公平性

 本日(もう昨日)は、本来狼協会の例会で東京の予定だったのですが、諸事情により自宅待機。関係者のみなさま、すみません。しかも、結局待機のまま一日が終わる。

 しようがないので先延ばしにしていた採点作業。100人分のテスト×3の採点をサボっていたので、まるまる一日かかる。

 昨今の大学では、教員による恣意的な成績評定の不公平さを解消するために、かなりリジッドな評定基準があったりする。Aは何パーセント、Bは何パーセント、みたいに。理不尽に落としまくる教員による不公平を防ぐという意味ではまったく否定しないが、これはこれで問題がある。問題とは、成績評定が純粋な「相対評価」になるということ。「こいつには単位やれんだろう」と、主観的(というか、客観的)には思う場合でも、「公平性」という観点からは単位を出す必要が出てくる。ここに、教員もしくは大学が提示するスタンダードは存在しない。相対評価である以上、在籍している学生の平均値に対してどれだけの数字を出すかが問題となるわけだから。「ここまでは学んでくださいね」という絶対的基準がなし崩しになってしまう。なんというか、現在の大学の病理の現れであり結果であるような気がしてならない。

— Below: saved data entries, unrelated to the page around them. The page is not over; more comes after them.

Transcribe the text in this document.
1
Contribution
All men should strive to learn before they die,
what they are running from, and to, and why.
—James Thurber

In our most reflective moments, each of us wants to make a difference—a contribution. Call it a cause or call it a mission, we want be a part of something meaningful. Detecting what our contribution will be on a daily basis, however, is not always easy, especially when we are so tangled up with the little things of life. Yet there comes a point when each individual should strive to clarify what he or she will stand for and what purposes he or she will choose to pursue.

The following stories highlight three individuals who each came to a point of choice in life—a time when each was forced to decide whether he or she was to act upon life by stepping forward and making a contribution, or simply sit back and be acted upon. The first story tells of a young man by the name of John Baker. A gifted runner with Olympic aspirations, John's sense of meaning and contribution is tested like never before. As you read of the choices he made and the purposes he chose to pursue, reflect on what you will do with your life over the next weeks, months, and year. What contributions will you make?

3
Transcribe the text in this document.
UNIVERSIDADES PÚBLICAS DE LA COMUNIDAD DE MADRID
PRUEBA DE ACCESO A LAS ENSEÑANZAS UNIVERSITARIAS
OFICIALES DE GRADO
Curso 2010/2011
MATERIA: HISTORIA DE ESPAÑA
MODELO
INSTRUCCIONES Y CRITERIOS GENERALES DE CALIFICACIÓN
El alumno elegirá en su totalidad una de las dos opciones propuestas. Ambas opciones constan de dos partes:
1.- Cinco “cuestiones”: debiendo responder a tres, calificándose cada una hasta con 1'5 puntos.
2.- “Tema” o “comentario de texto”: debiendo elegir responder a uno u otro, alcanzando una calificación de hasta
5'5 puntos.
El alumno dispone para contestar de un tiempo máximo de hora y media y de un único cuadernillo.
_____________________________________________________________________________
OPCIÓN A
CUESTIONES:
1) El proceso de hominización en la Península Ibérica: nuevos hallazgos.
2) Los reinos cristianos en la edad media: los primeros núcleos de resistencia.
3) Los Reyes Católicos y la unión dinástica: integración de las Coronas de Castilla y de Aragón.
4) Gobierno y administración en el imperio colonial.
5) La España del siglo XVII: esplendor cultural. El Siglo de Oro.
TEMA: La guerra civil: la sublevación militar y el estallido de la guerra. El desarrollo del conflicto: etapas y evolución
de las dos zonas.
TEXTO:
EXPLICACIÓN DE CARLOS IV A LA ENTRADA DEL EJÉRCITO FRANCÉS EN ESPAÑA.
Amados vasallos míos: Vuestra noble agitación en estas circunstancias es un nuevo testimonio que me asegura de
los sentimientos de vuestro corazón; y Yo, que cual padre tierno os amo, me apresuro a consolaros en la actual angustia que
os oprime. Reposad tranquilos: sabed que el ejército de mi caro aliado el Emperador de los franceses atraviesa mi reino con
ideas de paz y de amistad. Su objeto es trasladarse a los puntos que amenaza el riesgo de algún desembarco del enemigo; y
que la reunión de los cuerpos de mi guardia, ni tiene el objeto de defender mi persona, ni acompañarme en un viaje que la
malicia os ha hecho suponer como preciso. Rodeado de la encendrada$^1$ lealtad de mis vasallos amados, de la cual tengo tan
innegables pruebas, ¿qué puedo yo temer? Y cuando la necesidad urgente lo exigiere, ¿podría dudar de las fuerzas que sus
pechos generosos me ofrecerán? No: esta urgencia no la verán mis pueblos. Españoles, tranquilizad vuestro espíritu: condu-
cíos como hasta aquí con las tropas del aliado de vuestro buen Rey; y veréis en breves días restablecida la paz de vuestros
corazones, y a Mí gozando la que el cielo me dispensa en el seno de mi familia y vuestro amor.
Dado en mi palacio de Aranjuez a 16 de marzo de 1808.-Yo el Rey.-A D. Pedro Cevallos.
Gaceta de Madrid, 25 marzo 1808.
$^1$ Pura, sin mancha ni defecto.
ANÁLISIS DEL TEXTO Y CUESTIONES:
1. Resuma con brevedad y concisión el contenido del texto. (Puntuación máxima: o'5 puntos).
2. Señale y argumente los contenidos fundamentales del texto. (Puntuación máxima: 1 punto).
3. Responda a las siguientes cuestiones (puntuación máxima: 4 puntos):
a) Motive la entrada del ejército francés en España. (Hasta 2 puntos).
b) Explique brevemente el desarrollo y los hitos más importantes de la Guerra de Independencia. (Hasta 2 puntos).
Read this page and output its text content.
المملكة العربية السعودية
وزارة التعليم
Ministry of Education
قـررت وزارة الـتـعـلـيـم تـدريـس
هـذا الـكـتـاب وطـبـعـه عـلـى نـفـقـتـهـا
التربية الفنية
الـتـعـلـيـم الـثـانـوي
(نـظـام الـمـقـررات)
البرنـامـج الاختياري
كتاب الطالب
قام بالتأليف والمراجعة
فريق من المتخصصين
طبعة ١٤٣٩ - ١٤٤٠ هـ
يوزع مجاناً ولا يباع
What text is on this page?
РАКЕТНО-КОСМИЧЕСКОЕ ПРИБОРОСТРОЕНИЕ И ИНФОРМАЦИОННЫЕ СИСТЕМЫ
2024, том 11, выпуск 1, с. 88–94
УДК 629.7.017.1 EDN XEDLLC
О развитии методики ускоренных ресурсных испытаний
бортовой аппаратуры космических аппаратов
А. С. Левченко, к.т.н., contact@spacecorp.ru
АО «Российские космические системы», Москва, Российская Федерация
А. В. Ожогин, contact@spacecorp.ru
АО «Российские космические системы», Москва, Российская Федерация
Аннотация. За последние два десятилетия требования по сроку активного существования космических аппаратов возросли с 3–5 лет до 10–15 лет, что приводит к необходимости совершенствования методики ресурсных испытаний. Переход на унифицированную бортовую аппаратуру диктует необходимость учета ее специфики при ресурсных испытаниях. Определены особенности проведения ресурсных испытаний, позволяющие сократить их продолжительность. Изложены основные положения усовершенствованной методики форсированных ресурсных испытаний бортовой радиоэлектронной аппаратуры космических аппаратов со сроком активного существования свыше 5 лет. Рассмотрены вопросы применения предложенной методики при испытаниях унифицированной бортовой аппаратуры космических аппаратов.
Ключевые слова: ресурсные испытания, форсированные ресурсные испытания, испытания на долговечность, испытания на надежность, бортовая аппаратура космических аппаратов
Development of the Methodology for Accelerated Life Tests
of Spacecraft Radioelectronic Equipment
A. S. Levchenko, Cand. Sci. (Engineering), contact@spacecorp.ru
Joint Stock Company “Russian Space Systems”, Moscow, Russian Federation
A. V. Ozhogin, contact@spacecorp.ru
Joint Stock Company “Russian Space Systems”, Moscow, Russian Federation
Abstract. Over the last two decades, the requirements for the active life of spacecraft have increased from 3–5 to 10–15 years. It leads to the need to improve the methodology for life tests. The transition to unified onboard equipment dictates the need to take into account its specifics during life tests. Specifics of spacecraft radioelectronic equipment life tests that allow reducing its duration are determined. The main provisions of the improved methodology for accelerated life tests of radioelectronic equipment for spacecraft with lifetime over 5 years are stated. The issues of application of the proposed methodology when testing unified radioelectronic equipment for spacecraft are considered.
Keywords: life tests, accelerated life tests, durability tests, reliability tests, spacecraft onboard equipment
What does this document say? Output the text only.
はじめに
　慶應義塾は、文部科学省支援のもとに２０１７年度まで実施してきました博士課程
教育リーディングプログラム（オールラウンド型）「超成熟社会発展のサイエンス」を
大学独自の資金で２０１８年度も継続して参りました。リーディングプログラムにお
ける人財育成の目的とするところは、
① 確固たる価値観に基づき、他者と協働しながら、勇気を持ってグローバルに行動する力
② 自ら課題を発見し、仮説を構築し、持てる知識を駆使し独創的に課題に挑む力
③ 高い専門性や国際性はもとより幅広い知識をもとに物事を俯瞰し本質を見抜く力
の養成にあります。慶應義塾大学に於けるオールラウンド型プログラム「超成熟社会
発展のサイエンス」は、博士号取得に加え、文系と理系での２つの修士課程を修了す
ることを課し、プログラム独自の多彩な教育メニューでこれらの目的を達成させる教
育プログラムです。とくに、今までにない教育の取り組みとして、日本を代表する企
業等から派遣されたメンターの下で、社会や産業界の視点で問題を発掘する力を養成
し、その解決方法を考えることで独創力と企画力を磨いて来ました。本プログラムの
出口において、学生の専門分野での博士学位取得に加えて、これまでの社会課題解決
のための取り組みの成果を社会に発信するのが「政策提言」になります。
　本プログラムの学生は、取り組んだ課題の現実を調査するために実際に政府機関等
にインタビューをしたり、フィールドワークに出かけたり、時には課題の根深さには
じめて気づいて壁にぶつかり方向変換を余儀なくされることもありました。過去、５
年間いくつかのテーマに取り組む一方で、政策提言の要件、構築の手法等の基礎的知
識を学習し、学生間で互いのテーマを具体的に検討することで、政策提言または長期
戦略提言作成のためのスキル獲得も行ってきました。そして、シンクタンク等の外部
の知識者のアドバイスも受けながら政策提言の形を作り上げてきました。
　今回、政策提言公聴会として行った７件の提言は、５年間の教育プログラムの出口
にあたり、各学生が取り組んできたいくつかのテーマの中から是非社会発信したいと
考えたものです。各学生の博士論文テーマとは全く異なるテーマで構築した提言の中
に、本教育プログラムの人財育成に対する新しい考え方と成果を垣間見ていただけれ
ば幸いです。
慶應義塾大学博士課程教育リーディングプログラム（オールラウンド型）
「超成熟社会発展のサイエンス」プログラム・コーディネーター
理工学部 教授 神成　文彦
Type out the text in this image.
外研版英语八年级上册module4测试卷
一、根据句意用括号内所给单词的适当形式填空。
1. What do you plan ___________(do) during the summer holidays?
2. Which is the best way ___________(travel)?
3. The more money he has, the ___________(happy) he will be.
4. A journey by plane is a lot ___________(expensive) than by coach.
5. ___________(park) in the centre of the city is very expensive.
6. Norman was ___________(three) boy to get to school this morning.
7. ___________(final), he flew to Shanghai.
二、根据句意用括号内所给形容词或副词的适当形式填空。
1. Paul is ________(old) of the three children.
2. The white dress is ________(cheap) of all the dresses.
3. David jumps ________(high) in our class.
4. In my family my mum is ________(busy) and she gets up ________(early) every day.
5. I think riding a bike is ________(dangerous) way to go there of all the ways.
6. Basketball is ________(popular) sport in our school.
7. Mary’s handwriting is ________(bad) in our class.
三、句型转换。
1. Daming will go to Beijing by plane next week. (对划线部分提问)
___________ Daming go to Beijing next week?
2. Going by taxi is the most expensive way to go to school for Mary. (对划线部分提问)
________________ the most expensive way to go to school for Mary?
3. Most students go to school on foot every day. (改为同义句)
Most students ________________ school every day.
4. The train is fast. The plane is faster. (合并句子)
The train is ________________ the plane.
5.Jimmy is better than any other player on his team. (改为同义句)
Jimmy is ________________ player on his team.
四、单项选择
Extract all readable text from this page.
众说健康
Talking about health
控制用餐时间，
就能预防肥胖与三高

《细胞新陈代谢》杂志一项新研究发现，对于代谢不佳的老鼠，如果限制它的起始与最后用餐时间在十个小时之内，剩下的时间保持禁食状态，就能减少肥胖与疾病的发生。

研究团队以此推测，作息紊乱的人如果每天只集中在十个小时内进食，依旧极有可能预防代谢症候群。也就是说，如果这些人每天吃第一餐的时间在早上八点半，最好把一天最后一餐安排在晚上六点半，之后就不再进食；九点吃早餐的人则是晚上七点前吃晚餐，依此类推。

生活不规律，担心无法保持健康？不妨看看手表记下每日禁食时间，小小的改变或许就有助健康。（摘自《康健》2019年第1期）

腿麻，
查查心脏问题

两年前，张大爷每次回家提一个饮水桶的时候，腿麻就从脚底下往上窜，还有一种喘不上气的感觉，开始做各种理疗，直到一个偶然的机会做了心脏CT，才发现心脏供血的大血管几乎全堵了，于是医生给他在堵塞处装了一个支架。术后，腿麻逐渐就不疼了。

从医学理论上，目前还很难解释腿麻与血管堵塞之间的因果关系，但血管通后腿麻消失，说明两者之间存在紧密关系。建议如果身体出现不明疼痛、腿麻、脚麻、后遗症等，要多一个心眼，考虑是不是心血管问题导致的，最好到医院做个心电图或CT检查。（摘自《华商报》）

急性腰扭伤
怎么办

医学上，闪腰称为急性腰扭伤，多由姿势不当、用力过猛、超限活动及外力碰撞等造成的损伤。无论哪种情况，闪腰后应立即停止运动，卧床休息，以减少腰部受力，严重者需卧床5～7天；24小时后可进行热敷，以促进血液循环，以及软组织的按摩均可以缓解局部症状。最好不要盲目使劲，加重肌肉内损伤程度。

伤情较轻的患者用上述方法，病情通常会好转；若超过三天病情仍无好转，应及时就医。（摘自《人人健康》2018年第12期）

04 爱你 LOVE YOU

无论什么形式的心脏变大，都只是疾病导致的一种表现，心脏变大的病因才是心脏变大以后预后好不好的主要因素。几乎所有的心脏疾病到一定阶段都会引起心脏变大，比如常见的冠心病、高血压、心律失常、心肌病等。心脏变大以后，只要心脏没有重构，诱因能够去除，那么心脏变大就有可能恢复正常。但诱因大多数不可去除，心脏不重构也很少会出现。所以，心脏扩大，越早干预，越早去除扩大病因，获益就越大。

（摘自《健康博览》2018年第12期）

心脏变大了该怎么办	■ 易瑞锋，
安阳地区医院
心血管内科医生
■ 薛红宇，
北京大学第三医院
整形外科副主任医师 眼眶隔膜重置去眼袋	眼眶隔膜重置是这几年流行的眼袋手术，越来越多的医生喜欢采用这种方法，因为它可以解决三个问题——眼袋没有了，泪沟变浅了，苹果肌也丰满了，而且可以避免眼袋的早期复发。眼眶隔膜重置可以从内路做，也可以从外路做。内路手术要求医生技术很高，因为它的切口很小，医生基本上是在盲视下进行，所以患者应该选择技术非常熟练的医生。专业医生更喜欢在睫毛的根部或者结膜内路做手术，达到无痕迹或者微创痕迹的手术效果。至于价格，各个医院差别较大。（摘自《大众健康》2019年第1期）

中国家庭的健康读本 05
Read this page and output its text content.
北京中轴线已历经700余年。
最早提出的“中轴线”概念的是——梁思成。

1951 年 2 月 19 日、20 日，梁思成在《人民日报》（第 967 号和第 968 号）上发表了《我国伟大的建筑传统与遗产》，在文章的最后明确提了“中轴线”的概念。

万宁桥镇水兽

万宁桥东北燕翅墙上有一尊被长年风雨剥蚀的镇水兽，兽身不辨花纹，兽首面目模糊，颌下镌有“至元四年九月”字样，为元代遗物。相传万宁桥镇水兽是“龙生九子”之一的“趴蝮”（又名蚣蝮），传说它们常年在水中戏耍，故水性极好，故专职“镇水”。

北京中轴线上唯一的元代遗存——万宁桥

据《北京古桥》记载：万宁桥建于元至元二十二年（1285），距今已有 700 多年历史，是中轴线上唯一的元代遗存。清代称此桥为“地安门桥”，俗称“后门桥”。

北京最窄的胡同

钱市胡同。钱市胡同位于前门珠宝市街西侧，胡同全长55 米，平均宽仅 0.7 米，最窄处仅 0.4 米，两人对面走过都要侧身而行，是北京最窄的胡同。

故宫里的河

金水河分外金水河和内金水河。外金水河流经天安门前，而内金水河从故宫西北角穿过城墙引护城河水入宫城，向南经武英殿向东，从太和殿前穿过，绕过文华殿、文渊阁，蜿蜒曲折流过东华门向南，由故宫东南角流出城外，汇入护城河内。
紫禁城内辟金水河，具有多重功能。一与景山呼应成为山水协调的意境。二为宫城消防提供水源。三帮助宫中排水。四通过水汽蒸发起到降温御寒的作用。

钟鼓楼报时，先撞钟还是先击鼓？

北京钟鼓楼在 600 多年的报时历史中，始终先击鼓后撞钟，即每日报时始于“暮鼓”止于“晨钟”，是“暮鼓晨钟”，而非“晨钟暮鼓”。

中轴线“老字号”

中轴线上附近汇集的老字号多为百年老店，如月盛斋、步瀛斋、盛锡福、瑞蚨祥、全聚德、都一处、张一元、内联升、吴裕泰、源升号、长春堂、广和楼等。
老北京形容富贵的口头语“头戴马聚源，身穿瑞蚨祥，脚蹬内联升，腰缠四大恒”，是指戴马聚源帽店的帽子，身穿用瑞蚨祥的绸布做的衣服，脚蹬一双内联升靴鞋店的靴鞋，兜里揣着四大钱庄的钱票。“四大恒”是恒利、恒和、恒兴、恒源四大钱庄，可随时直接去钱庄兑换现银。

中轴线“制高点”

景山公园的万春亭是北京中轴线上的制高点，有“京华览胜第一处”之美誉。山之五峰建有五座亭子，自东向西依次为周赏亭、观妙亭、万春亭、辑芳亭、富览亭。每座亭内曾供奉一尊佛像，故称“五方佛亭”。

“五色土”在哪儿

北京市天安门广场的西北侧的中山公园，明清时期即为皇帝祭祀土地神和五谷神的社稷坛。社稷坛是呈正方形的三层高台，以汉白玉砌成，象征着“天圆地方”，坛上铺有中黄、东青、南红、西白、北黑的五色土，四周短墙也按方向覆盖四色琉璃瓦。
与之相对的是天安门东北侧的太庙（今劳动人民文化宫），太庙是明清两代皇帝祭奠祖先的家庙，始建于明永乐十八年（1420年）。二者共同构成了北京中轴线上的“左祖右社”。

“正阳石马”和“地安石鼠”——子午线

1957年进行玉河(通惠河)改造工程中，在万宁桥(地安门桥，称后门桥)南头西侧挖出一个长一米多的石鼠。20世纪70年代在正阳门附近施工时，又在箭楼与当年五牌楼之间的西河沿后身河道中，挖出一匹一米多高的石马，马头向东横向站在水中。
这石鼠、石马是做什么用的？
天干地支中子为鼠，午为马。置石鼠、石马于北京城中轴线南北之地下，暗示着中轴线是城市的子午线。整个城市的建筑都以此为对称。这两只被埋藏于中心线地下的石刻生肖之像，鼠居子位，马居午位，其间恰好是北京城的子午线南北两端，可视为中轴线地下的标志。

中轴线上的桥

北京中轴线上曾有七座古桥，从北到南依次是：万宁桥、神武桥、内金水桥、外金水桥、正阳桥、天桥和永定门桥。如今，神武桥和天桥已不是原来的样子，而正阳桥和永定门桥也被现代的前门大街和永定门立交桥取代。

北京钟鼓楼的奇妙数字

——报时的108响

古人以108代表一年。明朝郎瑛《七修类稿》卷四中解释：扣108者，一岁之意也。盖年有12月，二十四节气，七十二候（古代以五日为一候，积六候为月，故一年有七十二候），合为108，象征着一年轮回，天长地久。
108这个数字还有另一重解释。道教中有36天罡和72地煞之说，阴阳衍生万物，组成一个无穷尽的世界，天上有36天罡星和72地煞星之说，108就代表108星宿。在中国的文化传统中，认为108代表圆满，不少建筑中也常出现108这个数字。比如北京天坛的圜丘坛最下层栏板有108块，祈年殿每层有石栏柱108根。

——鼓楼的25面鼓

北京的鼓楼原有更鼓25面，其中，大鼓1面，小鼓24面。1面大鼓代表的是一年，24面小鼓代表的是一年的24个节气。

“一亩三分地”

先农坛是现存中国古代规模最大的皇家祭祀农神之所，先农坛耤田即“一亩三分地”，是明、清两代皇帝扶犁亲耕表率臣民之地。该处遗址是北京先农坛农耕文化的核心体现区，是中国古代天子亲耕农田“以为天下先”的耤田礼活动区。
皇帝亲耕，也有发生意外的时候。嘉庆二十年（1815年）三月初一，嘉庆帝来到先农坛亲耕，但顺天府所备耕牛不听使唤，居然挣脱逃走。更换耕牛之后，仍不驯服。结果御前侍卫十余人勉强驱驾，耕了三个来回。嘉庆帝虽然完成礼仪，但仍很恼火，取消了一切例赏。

 それとは関係ないが、成績を出す決断の瞬間はいつもながら気持ちが悪い。試験の答案ひとつをとっても、同じ不正解でも「ああ、気持ちは分かるんだけど、バツ」という場合と、「お前、その間違い方はナシだろう」という場合がある。どちらの場合も、ゼロ点。逆に、同じ正解でも「ああ、こいつ、分かってないなあ。でも、不正解にはできない答えなんだな、これ」でマルの場合と、文句なく正解の場合があり、どちらもやはり同じ「正解」となる(問題の作り方がまずいと言われればそれまでだが)。そういう肌理をすべて切り捨てて数値化するのが成績評定であり、成績を出す瞬間というのは精神分析での「転移の切断」に似ていなくもない。

 とかなんとか考えつつ、たっぷり一日、採点以外のことをせずに終えるのはそれなりにブルー。